Development of a Water Solubility Dataset to Establish Best Practices for Curating New Datasets for QSAR Modeling
posterposted on 02.12.2019 by EPA's Center for Computational Toxicology and Exposure
Poster sessions are particularly prominent at academic conferences. Posters are usually one frame of a powerpoint (or similar) presentation and are represented at full resolution to make them zoomable.

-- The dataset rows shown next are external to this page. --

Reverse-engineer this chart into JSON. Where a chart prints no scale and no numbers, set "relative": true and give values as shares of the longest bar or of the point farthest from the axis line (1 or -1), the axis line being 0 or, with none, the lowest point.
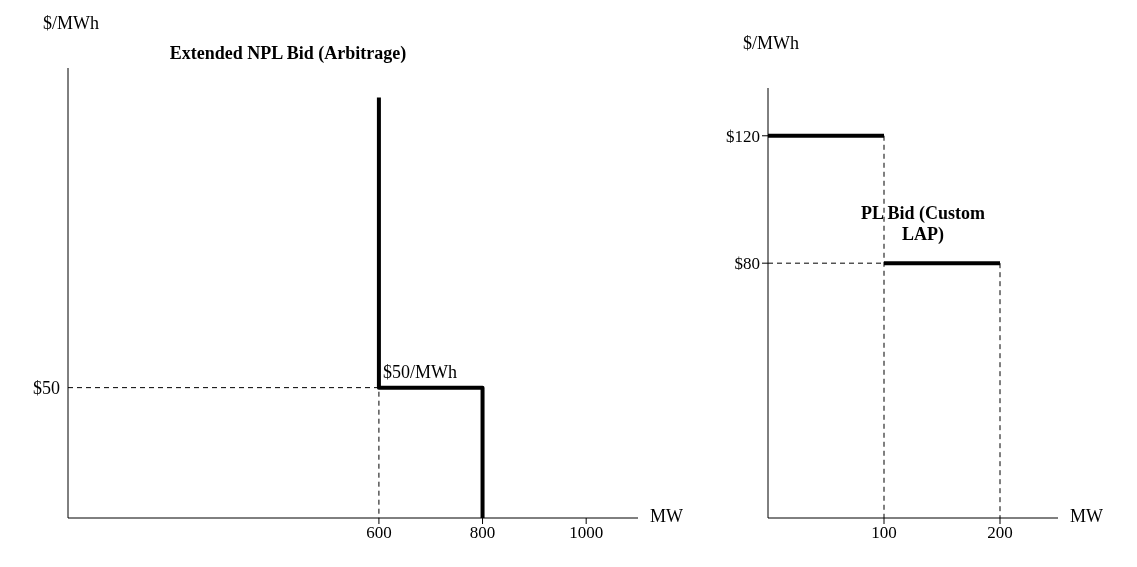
{
  "chart_data": [
    {
      "type": "line",
      "title": "Extended NPL Bid (Arbitrage)",
      "xlabel": "MW",
      "ylabel": "$/MWh",
      "xlim": [
        0,
        1100
      ],
      "xticks": [
        600,
        800,
        1000
      ],
      "relative": true,
      "grid": false,
      "marker": "none",
      "annotations": [
        {
          "text": "$50/MWh",
          "x": 600,
          "y": 0.31
        },
        {
          "text": "$50",
          "x": 0,
          "y": 0.31
        }
      ],
      "series": [
        {
          "color": "#000000",
          "x": [
            600,
            600,
            800,
            800
          ],
          "values": [
            1,
            0.31,
            0.31,
            0
          ],
          "line_style": "solid"
        },
        {
          "color": "#000000",
          "x": [
            0,
            600,
            600
          ],
          "values": [
            0.31,
            0.31,
            0
          ],
          "line_style": "dashed"
        }
      ]
    },
    {
      "type": "line",
      "title": "PL Bid (Custom LAP)",
      "xlabel": "MW",
      "ylabel": "$/MWh",
      "xlim": [
        0,
        250
      ],
      "ylim": [
        0,
        135
      ],
      "xticks": [
        100,
        200
      ],
      "yticks": [
        {
          "value": 80,
          "label": "$80"
        },
        {
          "value": 120,
          "label": "$120"
        }
      ],
      "grid": false,
      "marker": "none",
      "series": [
        {
          "color": "#000000",
          "x": [
            0,
            100
          ],
          "values": [
            120,
            120
          ],
          "line_style": "solid"
        },
        {
          "color": "#000000",
          "x": [
            100,
            200
          ],
          "values": [
            80,
            80
          ],
          "line_style": "solid"
        },
        {
          "color": "#000000",
          "x": [
            100,
            100
          ],
          "values": [
            120,
            0
          ],
          "line_style": "dashed"
        },
        {
          "color": "#000000",
          "x": [
            0,
            100
          ],
          "values": [
            80,
            80
          ],
          "line_style": "dashed"
        },
        {
          "color": "#000000",
          "x": [
            200,
            200
          ],
          "values": [
            80,
            0
          ],
          "line_style": "dashed"
        }
      ]
    }
  ]
}
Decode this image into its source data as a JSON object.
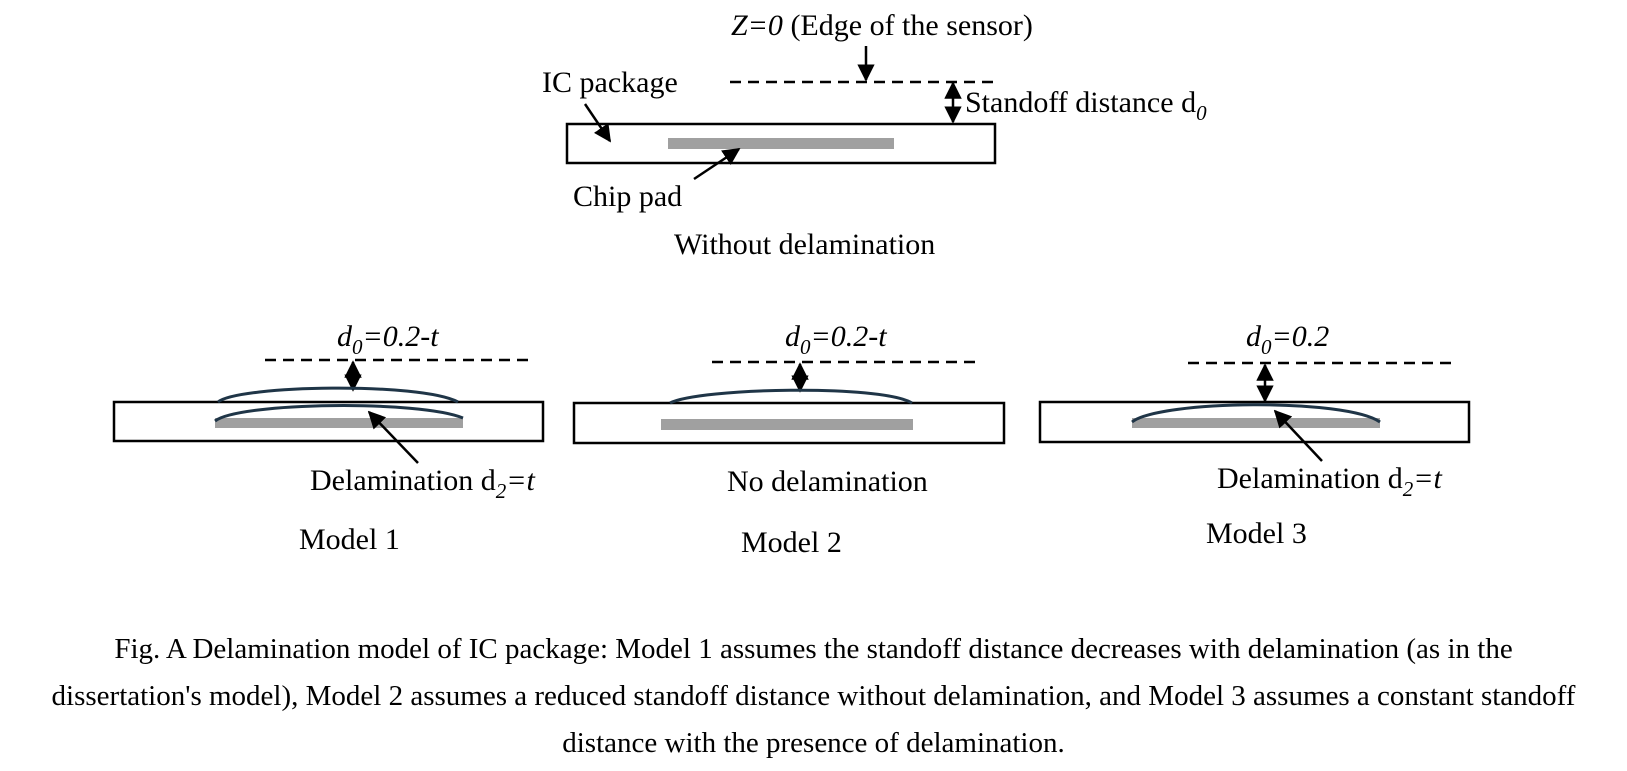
{
  "top_diagram": {
    "z_label": "Z=0",
    "z_label_rest": " (Edge of the sensor)",
    "ic_package_label": "IC package",
    "standoff_label": "Standoff distance d",
    "standoff_sub": "0",
    "chip_pad_label": "Chip pad",
    "caption": "Without delamination"
  },
  "models": [
    {
      "d0_main": "d",
      "d0_sub": "0",
      "d0_value": "=0.2-t",
      "delam_main": "Delamination d",
      "delam_sub": "2",
      "delam_rest": "=t",
      "name": "Model 1"
    },
    {
      "d0_main": "d",
      "d0_sub": "0",
      "d0_value": "=0.2-t",
      "delam_main": "No delamination",
      "delam_sub": "",
      "delam_rest": "",
      "name": "Model 2"
    },
    {
      "d0_main": "d",
      "d0_sub": "0",
      "d0_value": "=0.2",
      "delam_main": "Delamination d",
      "delam_sub": "2",
      "delam_rest": "=t",
      "name": "Model 3"
    }
  ],
  "figure_caption": "Fig. A Delamination model of IC package: Model 1 assumes the standoff distance decreases with delamination (as in the dissertation's model), Model 2 assumes a reduced standoff distance without delamination, and Model 3 assumes a constant standoff distance with the presence of delamination.",
  "colors": {
    "chip_pad": "#a0a0a0",
    "delamination_curve": "#1f3547",
    "line": "#000000"
  }
}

The U.S. Environmental Protection Agency’s CompTox Chemicals Dashboard (https://comptox.epa.gov/dashboard) hosts a plethora of environmentally-relevant chemical information, including physical property data suitable for QSAR/QSPR modeling. The development of these physical property datasets has generally involved the curation of publicly-available experimental data. The ease of accessing this data, along with the overall quality of the dataset (i.e. machine-readable formatting, inclusion of experimental conditions, etc) is highly variable. This purpose of this work is to identify the challenges associated with acquiring physical property datasets, with a focus on obtaining water solubility values for organic compounds. Common issues discovered in this data will be presented, along with solutions that can be easily implemented in a high-throughput manner. The end result will be a standard workflow a researcher can follow when curating physical property datasets. This abstract does not necessarily represent the views or policies of the U.S. Environmental Protection Agency.